A simple new blood test for tuberculosis - Stanford University News

Testing for tuberculosis is fairly straightforward in most cases, but existing tests don’t work for everyone because they require something not everyone, especially kids and people with HIV/AIDS, can do: cough up fluid from their lungs.

Close-up of doctor collecting blood sample from a patient

A Stanford team is developing a device that searches for signs of tuberculosis in blood and urine samples. (Image credit: Wavebreakmedia / Getty Images)

To solve that problem, a team led by Niaz Banaei, an associate professor of pathology and of medicine, and Juan Santiago, a professor of mechanical engineering, have built a prototype device that searches for signs of tuberculosis in blood and urine samples, sidestepping the need to cough on command. What’s more, the device has no moving parts and requires very little electricity to run, meaning it could eventually be used in the developing world where most new tuberculosis cases occur.

With over 3 million tuberculosis cases going undiagnosed each year, the device could have “big advantages at the individual level and big advantages at the public health level,” said Catherine Hogan, a global health diagnostics fellow and visiting instructor in the Department of Pathology, who is collaborating on the project with Banaei, Santiago and Futai Nobuyuki, a visiting scholar in mechanical engineering.

First steps toward a new test

Tuberculosis usually attacks patients’ lungs, so to test for the tuberculosis bacteria doctors need to get patients to cough up fluid – the technical term is sputum – from their lungs. Unfortunately, not everyone can cough up sputum. Kids and people with HIV/AIDS, for example, struggle to do so.

One way to get around this problem would be to search blood and urine for tuberculosis bacteria DNA. The problem is that there is usually little DNA amidst a sea of proteins and other molecules.

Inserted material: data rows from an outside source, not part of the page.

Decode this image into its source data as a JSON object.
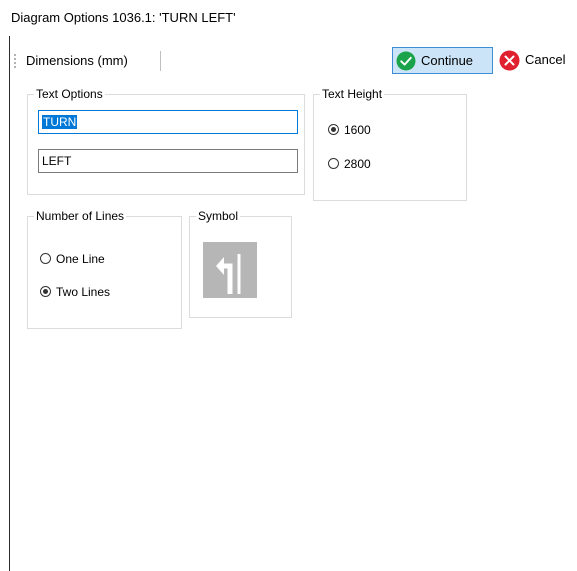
{
  "window": {
    "title": "Diagram Options 1036.1: 'TURN LEFT'"
  },
  "toolbar": {
    "dimensions_label": "Dimensions (mm)",
    "continue_label": "Continue",
    "cancel_label": "Cancel",
    "continue_icon": "checkmark-circle-icon",
    "cancel_icon": "x-circle-icon",
    "continue_color": "#1aa34a",
    "cancel_color": "#e0202e"
  },
  "text_options": {
    "legend": "Text Options",
    "line1_value": "TURN",
    "line2_value": "LEFT"
  },
  "text_height": {
    "legend": "Text Height",
    "options": [
      {
        "label": "1600",
        "selected": true
      },
      {
        "label": "2800",
        "selected": false
      }
    ]
  },
  "number_of_lines": {
    "legend": "Number of Lines",
    "options": [
      {
        "label": "One Line",
        "selected": false
      },
      {
        "label": "Two Lines",
        "selected": true
      }
    ]
  },
  "symbol": {
    "legend": "Symbol",
    "icon": "turn-left-arrow-icon"
  }
}
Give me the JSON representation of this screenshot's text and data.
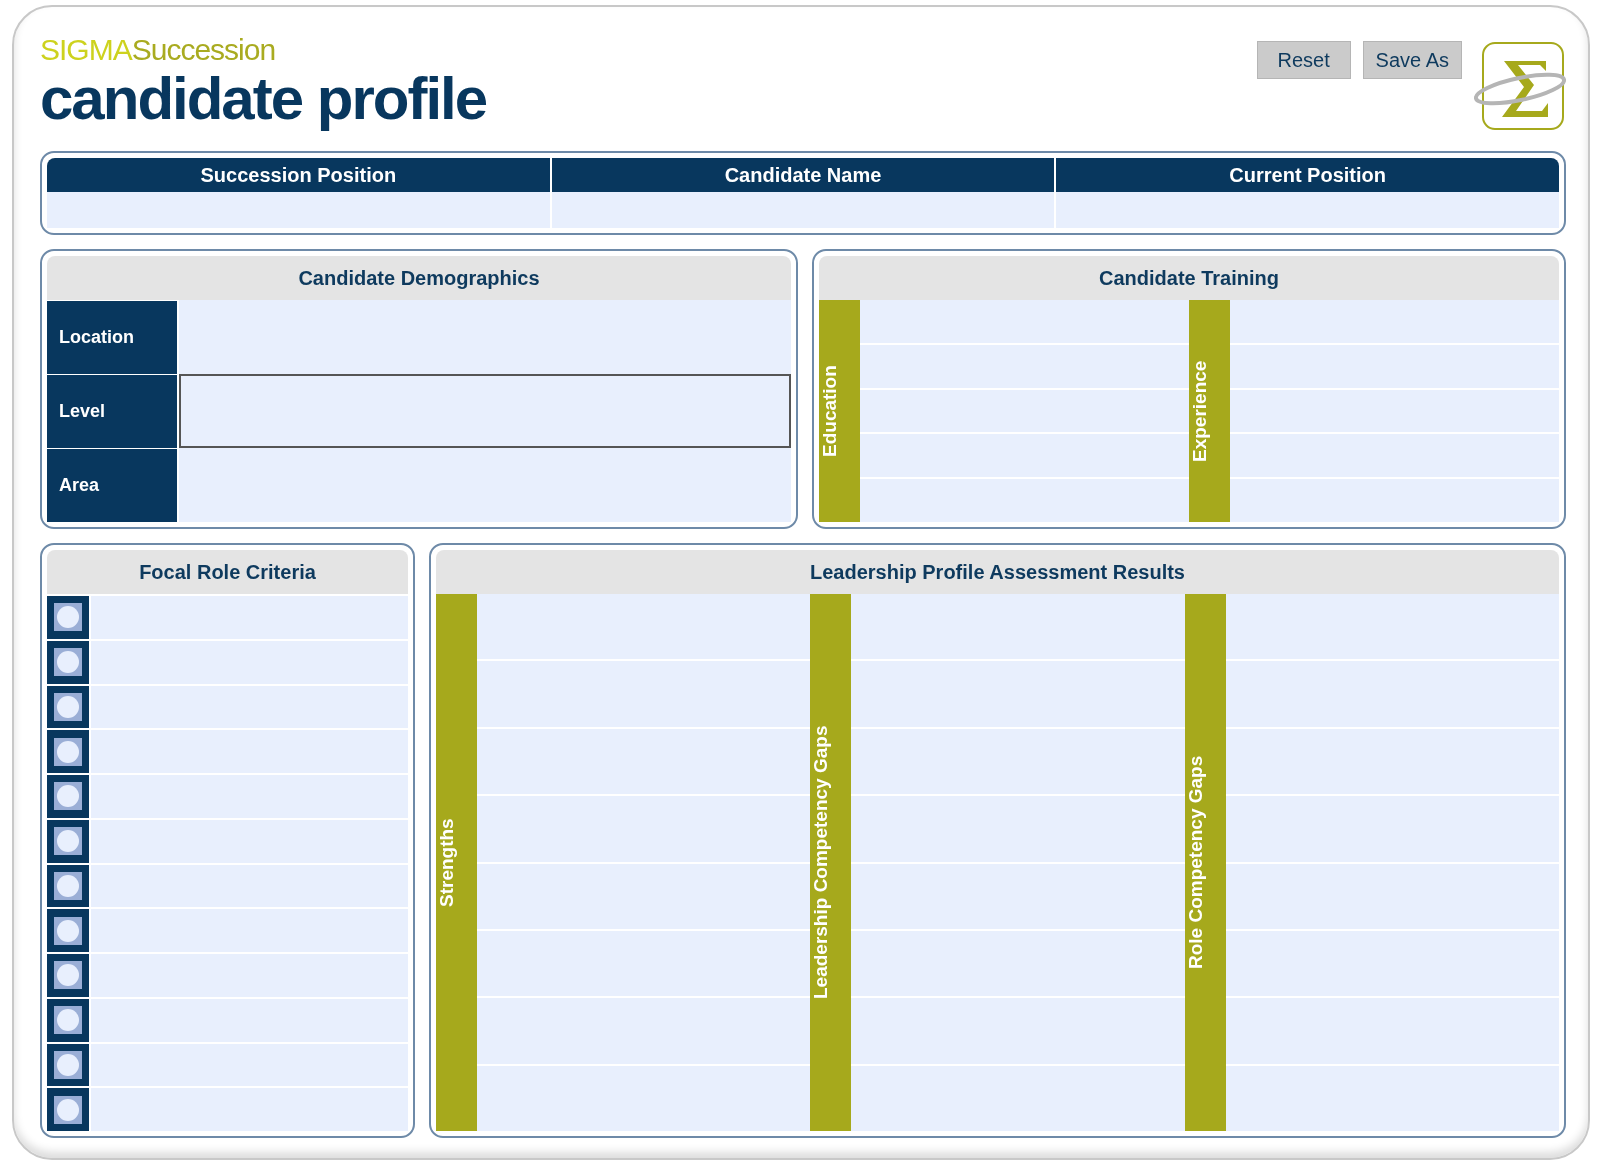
{
  "brand": {
    "prefix": "SIGMA",
    "suffix": "Succession"
  },
  "title": "candidate profile",
  "buttons": [
    "Reset",
    "Save As"
  ],
  "header_table": {
    "columns": [
      "Succession Position",
      "Candidate Name",
      "Current Position"
    ]
  },
  "demographics": {
    "title": "Candidate Demographics",
    "fields": [
      {
        "label": "Location",
        "focused": false
      },
      {
        "label": "Level",
        "focused": true
      },
      {
        "label": "Area",
        "focused": false
      }
    ]
  },
  "training": {
    "title": "Candidate Training",
    "groups": [
      {
        "label": "Education"
      },
      {
        "label": "Experience"
      }
    ]
  },
  "focal_role": {
    "title": "Focal Role Criteria",
    "criteria": [
      {
        "checked": false
      },
      {
        "checked": false
      },
      {
        "checked": false
      },
      {
        "checked": false
      },
      {
        "checked": false
      },
      {
        "checked": false
      },
      {
        "checked": false
      },
      {
        "checked": false
      },
      {
        "checked": false
      },
      {
        "checked": false
      },
      {
        "checked": false
      },
      {
        "checked": false
      }
    ]
  },
  "assessment": {
    "title": "Leadership Profile Assessment Results",
    "groups": [
      {
        "label": "Strengths"
      },
      {
        "label": "Leadership Competency Gaps"
      },
      {
        "label": "Role Competency Gaps"
      }
    ]
  }
}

To develop their device, the team needed to separate the relevant DNA bits from everything else in blood and urine. While modern labs can handle this challenge, the team wanted to make a test that could work well in a doctor’s office with limited electricity and equipment. That meant getting as pure a sample of DNA as possible, using as simple a method as they could get away with.

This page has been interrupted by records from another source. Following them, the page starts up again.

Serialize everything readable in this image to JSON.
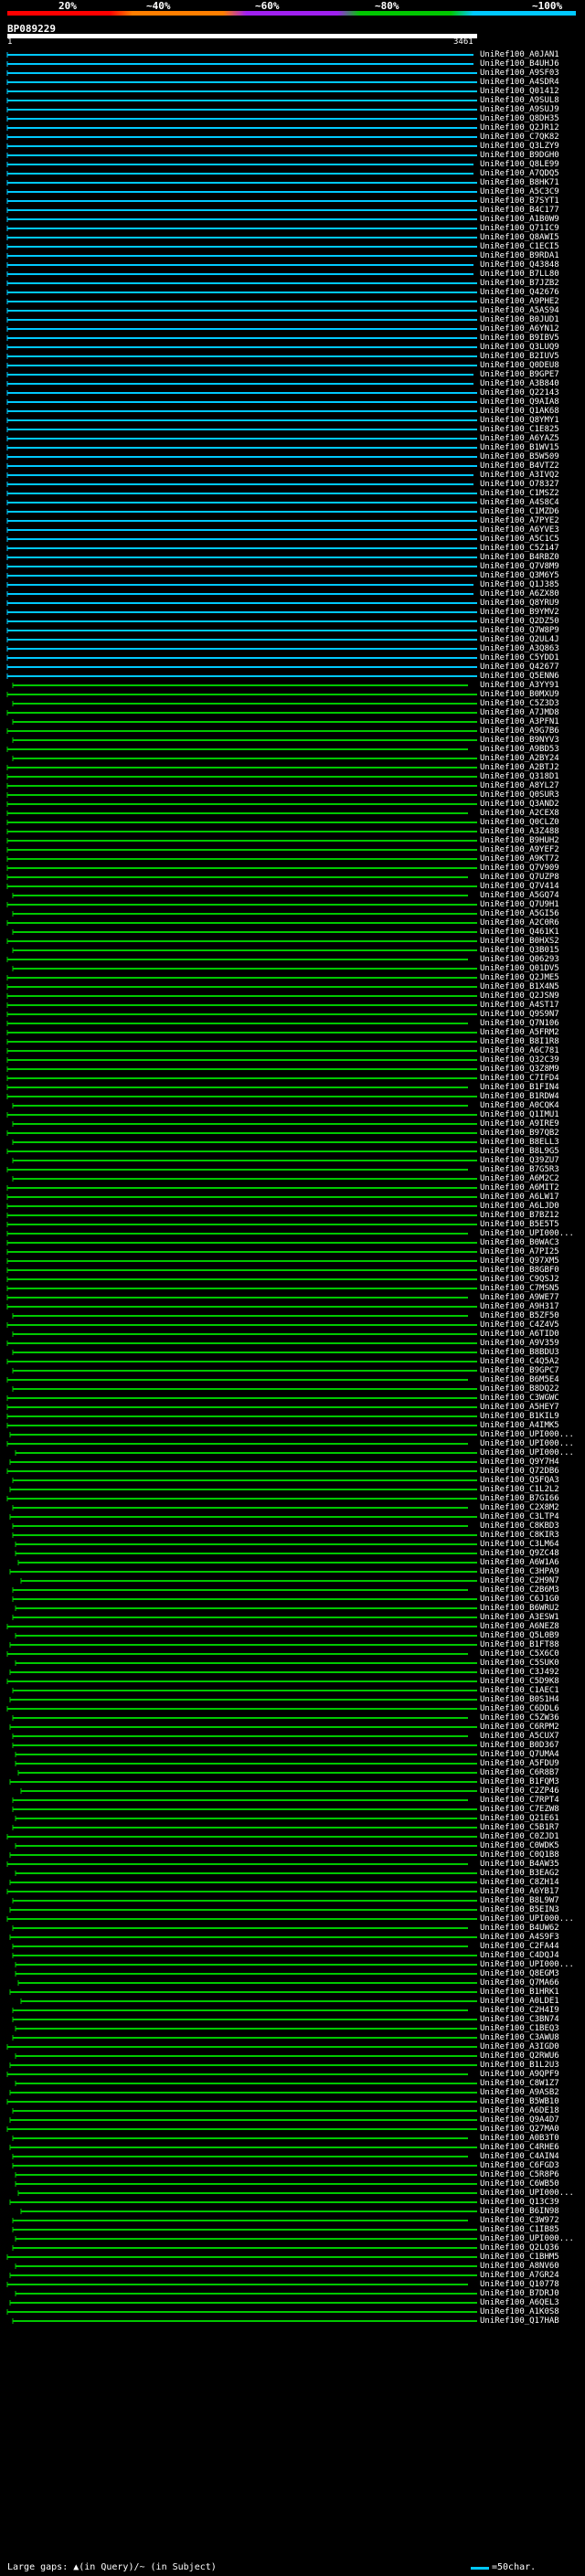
{
  "legend": {
    "labels": [
      "20%",
      "~40%",
      "~60%",
      "~80%",
      "~100%"
    ]
  },
  "query": {
    "id": "BP089229",
    "start": "1",
    "end": "3461",
    "length": 3461
  },
  "hits": [
    "UniRef100_A0JAN1",
    "UniRef100_B4UHJ6",
    "UniRef100_A9SF03",
    "UniRef100_A4SDR4",
    "UniRef100_Q01412",
    "UniRef100_A9SUL8",
    "UniRef100_A9SUJ9",
    "UniRef100_Q8DH35",
    "UniRef100_Q2JR12",
    "UniRef100_C7QK82",
    "UniRef100_Q3LZY9",
    "UniRef100_B9DGH0",
    "UniRef100_Q8LE99",
    "UniRef100_A7QDQ5",
    "UniRef100_B8HK71",
    "UniRef100_A5C3C9",
    "UniRef100_B7SYT1",
    "UniRef100_B4C177",
    "UniRef100_A1B0W9",
    "UniRef100_Q71IC9",
    "UniRef100_Q8AWI5",
    "UniRef100_C1ECI5",
    "UniRef100_B9RDA1",
    "UniRef100_Q43848",
    "UniRef100_B7LL80",
    "UniRef100_B7JZB2",
    "UniRef100_Q42676",
    "UniRef100_A9PHE2",
    "UniRef100_A5AS94",
    "UniRef100_B0JUD1",
    "UniRef100_A6YN12",
    "UniRef100_B9IBV5",
    "UniRef100_Q3LUQ9",
    "UniRef100_B2IUV5",
    "UniRef100_Q0DEU8",
    "UniRef100_B9GPE7",
    "UniRef100_A3B840",
    "UniRef100_Q22143",
    "UniRef100_Q9AIA8",
    "UniRef100_Q1AK68",
    "UniRef100_Q8YMY1",
    "UniRef100_C1E825",
    "UniRef100_A6YAZ5",
    "UniRef100_B1WV15",
    "UniRef100_B5W509",
    "UniRef100_B4VTZ2",
    "UniRef100_A3IVQ2",
    "UniRef100_O78327",
    "UniRef100_C1MSZ2",
    "UniRef100_A4S8C4",
    "UniRef100_C1MZD6",
    "UniRef100_A7PYE2",
    "UniRef100_A6YVE3",
    "UniRef100_A5C1C5",
    "UniRef100_C5Z147",
    "UniRef100_B4RBZ0",
    "UniRef100_Q7V8M9",
    "UniRef100_Q3M6Y5",
    "UniRef100_Q1J385",
    "UniRef100_A6ZX80",
    "UniRef100_Q8YRU9",
    "UniRef100_B9YMV2",
    "UniRef100_Q2DZ50",
    "UniRef100_Q7W8P9",
    "UniRef100_Q2UL4J",
    "UniRef100_A3Q863",
    "UniRef100_C5YDD1",
    "UniRef100_Q42677",
    "UniRef100_Q5ENN6",
    "UniRef100_A3YY91",
    "UniRef100_B0MXU9",
    "UniRef100_C5Z3D3",
    "UniRef100_A7JMD8",
    "UniRef100_A3PFN1",
    "UniRef100_A9G7B6",
    "UniRef100_B9NYV3",
    "UniRef100_A9BD53",
    "UniRef100_A2BY24",
    "UniRef100_A2BTJ2",
    "UniRef100_Q318D1",
    "UniRef100_A8YL27",
    "UniRef100_Q0SUR3",
    "UniRef100_Q3AND2",
    "UniRef100_A2CEX8",
    "UniRef100_Q0CLZ0",
    "UniRef100_A3Z488",
    "UniRef100_B9HUH2",
    "UniRef100_A9YEF2",
    "UniRef100_A9KT72",
    "UniRef100_Q7V909",
    "UniRef100_Q7UZP8",
    "UniRef100_Q7V414",
    "UniRef100_A5GQ74",
    "UniRef100_Q7U9H1",
    "UniRef100_A5GI56",
    "UniRef100_A2C0R6",
    "UniRef100_Q461K1",
    "UniRef100_B0HXS2",
    "UniRef100_Q3B015",
    "UniRef100_Q06293",
    "UniRef100_Q01DV5",
    "UniRef100_Q2JME5",
    "UniRef100_B1X4N5",
    "UniRef100_Q2JSN9",
    "UniRef100_A4ST17",
    "UniRef100_Q9S9N7",
    "UniRef100_Q7N106",
    "UniRef100_A5FRM2",
    "UniRef100_B8I1R8",
    "UniRef100_A6C781",
    "UniRef100_Q32C39",
    "UniRef100_Q3Z8M9",
    "UniRef100_C7IFD4",
    "UniRef100_B1FIN4",
    "UniRef100_B1RDW4",
    "UniRef100_A0CQK4",
    "UniRef100_Q1IMU1",
    "UniRef100_A9IRE9",
    "UniRef100_B97QB2",
    "UniRef100_B8ELL3",
    "UniRef100_B8L9G5",
    "UniRef100_Q39ZU7",
    "UniRef100_B7G5R3",
    "UniRef100_A6M2C2",
    "UniRef100_A6MIT2",
    "UniRef100_A6LW17",
    "UniRef100_A6LJD0",
    "UniRef100_B7BZ12",
    "UniRef100_B5E5T5",
    "UniRef100_UPI000...",
    "UniRef100_B0WAC3",
    "UniRef100_A7PI25",
    "UniRef100_Q97XM5",
    "UniRef100_B8GBF0",
    "UniRef100_C9QSJ2",
    "UniRef100_C7MSN5",
    "UniRef100_A9WE77",
    "UniRef100_A9H317",
    "UniRef100_B5ZF50",
    "UniRef100_C4Z4V5",
    "UniRef100_A6TID0",
    "UniRef100_A9V359",
    "UniRef100_B8BDU3",
    "UniRef100_C4Q5A2",
    "UniRef100_B9GPC7",
    "UniRef100_B6M5E4",
    "UniRef100_B8DQ22",
    "UniRef100_C3WGWC",
    "UniRef100_A5HEY7",
    "UniRef100_B1KIL9",
    "UniRef100_A4IMK5",
    "UniRef100_UPI000...",
    "UniRef100_UPI000...",
    "UniRef100_UPI000...",
    "UniRef100_Q9Y7H4",
    "UniRef100_Q72DB6",
    "UniRef100_Q5FQA3",
    "UniRef100_C1L2L2",
    "UniRef100_B7GI66",
    "UniRef100_C2X8M2",
    "UniRef100_C3LTP4",
    "UniRef100_C8KBD3",
    "UniRef100_C8KIR3",
    "UniRef100_C3LM64",
    "UniRef100_Q9ZC48",
    "UniRef100_A6W1A6",
    "UniRef100_C3HPA9",
    "UniRef100_C2H9N7",
    "UniRef100_C2B6M3",
    "UniRef100_C6J1G0",
    "UniRef100_B6WRU2",
    "UniRef100_A3ESW1",
    "UniRef100_A6NEZ8",
    "UniRef100_Q5L0B9",
    "UniRef100_B1FT88",
    "UniRef100_C5X6C0",
    "UniRef100_C5SUK0",
    "UniRef100_C3J492",
    "UniRef100_C5D9K8",
    "UniRef100_C1AEC1",
    "UniRef100_B0S1H4",
    "UniRef100_C6DDL6",
    "UniRef100_C5ZW36",
    "UniRef100_C6RPM2",
    "UniRef100_A5CUX7",
    "UniRef100_B0D367",
    "UniRef100_Q7UMA4",
    "UniRef100_A5FDU9",
    "UniRef100_C6R8B7",
    "UniRef100_B1FQM3",
    "UniRef100_C2ZP46",
    "UniRef100_C7RPT4",
    "UniRef100_C7EZW8",
    "UniRef100_Q21E61",
    "UniRef100_C5B1R7",
    "UniRef100_C0ZJD1",
    "UniRef100_C0WDK5",
    "UniRef100_C0Q1B8",
    "UniRef100_B4AW35",
    "UniRef100_B3EAG2",
    "UniRef100_C8ZH14",
    "UniRef100_A6YB17",
    "UniRef100_B8L9W7",
    "UniRef100_B5EIN3",
    "UniRef100_UPI000...",
    "UniRef100_B4UW62",
    "UniRef100_A4S9F3",
    "UniRef100_C2FA44",
    "UniRef100_C4DQJ4",
    "UniRef100_UPI000...",
    "UniRef100_Q8EGM3",
    "UniRef100_Q7MA66",
    "UniRef100_B1HRK1",
    "UniRef100_A0LDE1",
    "UniRef100_C2H4I9",
    "UniRef100_C3BN74",
    "UniRef100_C1BEQ3",
    "UniRef100_C3AWU8",
    "UniRef100_A3IGD0",
    "UniRef100_Q2RWU6",
    "UniRef100_B1L2U3",
    "UniRef100_A9QPF9",
    "UniRef100_C8W1Z7",
    "UniRef100_A9ASB2",
    "UniRef100_B5WB10",
    "UniRef100_A6DE18",
    "UniRef100_Q9A4D7",
    "UniRef100_Q27MA0",
    "UniRef100_A0B3T0",
    "UniRef100_C4RHE6",
    "UniRef100_C4AIN4",
    "UniRef100_C6FGD3",
    "UniRef100_C5R8P6",
    "UniRef100_C6WB50",
    "UniRef100_UPI000...",
    "UniRef100_Q13C39",
    "UniRef100_B6IN98",
    "UniRef100_C3W972",
    "UniRef100_C1IB85",
    "UniRef100_UPI000...",
    "UniRef100_Q2LQ36",
    "UniRef100_C1BHM5",
    "UniRef100_A8NV60",
    "UniRef100_A7GR24",
    "UniRef100_Q10778",
    "UniRef100_B7DRJ0",
    "UniRef100_A6QEL3",
    "UniRef100_A1K0S8",
    "UniRef100_Q17HAB"
  ],
  "colors": {
    "cyan": "#00c8ff",
    "green": "#00c800",
    "red": "#ff0000",
    "orange": "#ff7f00",
    "purple": "#a020f0"
  },
  "footer": {
    "gap_note": "Large gaps: ▲(in Query)/~ (in Subject)",
    "scale_label": "=50char."
  }
}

For that, Banaei turned to Santiago, whose lab has been working on removing impurities from DNA and blood for more than a decade.

The team devised a system that takes advantage of the fact that DNA and other molecules found in blood plasma and urine have different electric charges. Placed in an electric field, the molecules move at different speeds.

As a result, the team can place blood or urine in an electric field so low-power they can run the device off a USB port, wait for different molecules to sort out, then scoop up the DNA and run standard tests to see if any came from TB bacteria. Although the team still has to do some preparation on the samples, preliminary tests in eight patients suggest the new test is simpler and more reliable than previous approaches.

Next steps

Next, the team has a Stanford ChEM-H seed grant to optimize their approach and test it in a variety of more challenging situations; for instance, they need to find out how well it works in children of different ages or how well it performs for HIV/AIDS patients at different stages of infection. They also need to know how factors such as sample freshness or even whether a patient is already being treated for TB affect the test’s accuracy.

Longer term, Banaei, Santiago and colleagues hope their test can contribute to a broader World Health Organization goal of eliminating tuberculosis completely by 2050. “The rate at which it’s going right now, we’re not doing enough,” Banaei said. “We really need novel strategies to achieve those targets,” including novel ways of testing for the disease.

Banaei is a member of Stanford Bio-X. Santiago is a member of Stanford Bio-X and Stanford ChEM-H. The research was supported in part by the Stanford Center for Innovation in Global Health.